Improving a Flawed Process
When I came to work for my current employer, I took stock of the areas I considered to be high- and low-risk operations. I noticed that the company had used towed dollies to transport skid helicopters for almost 25 years. There had been various accidents along the way, some employee injuries, some bent skids, but nothing catastrophic.
Any quick Google search will bring up hundreds of videos of dolly landing accidents. And before all the dolly users out there write in to harass me, yes, dolly landings can be accomplished safely by properly skilled and trained pilots. But there’s no denying that landing on firm ground reduces accident risk compared with dolly landings. Further, it reduces the risk of injury to the person ambulating on and off the dolly—and we’ve had several twisted ankles and skinned knees over the years!

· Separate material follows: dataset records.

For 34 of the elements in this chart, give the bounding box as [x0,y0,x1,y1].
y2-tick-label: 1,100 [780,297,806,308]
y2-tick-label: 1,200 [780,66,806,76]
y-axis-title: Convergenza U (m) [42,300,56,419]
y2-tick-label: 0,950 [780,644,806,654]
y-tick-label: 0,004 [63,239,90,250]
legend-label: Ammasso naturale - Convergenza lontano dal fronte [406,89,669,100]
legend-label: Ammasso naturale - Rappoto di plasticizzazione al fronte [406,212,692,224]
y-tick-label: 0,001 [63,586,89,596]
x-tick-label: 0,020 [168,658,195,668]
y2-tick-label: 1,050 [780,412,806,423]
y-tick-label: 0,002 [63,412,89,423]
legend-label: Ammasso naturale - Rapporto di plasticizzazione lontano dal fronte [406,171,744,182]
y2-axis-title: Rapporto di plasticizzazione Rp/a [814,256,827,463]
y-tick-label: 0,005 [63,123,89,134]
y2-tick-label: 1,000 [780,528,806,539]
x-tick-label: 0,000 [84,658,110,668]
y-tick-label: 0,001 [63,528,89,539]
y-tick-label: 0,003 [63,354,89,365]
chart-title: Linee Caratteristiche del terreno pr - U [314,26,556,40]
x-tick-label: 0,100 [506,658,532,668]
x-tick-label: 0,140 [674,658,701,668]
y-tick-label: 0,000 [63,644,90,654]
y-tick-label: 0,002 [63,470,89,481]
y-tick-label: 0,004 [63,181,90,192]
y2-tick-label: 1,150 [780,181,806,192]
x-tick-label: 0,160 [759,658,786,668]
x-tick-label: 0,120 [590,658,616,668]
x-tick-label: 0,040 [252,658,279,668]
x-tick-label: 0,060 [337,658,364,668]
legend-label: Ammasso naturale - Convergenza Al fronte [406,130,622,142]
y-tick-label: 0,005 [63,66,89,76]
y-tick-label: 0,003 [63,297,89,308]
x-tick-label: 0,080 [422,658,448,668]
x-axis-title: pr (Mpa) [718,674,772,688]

So what could I do about the next dolly-related accident? The solution was easy and hard at the same time. The easy part was communicating the risk the company was incurring using dollies and convincing the funding sources to pay for ground-based helicopter transport systems.
The hard part was changing the culture away from landing on dollies. “We’ve always done it this way and have had few accidents,” was one refrain I heard. “You’re going to increase the time it takes to tow the helicopter out of the hangar,” was another. Still another: “What happens if the transporter system breaks?”
You can imagine the pushback. But in the end, explaining the risk; providing the proper equipment, policies, and training; and standing firm in ownership of the problem, I slowly moved the culture toward a safer operation.
It’s time for all of us managers to take the safety monkey off the backs of our employees and accept ownership of the problems and solutions. Yes, safety is a team sport, but managers must own the process if we hope to get positive engagement from those we work with.
The emotional, financial, and reputational costs of an accident are greater than we can quantify. The recovery process can be brutal. If safety is our best tool for preventing an accident, an effective safety culture isn’t just about the doer—it’s about managers creating processes that enable the doer to do the job safely.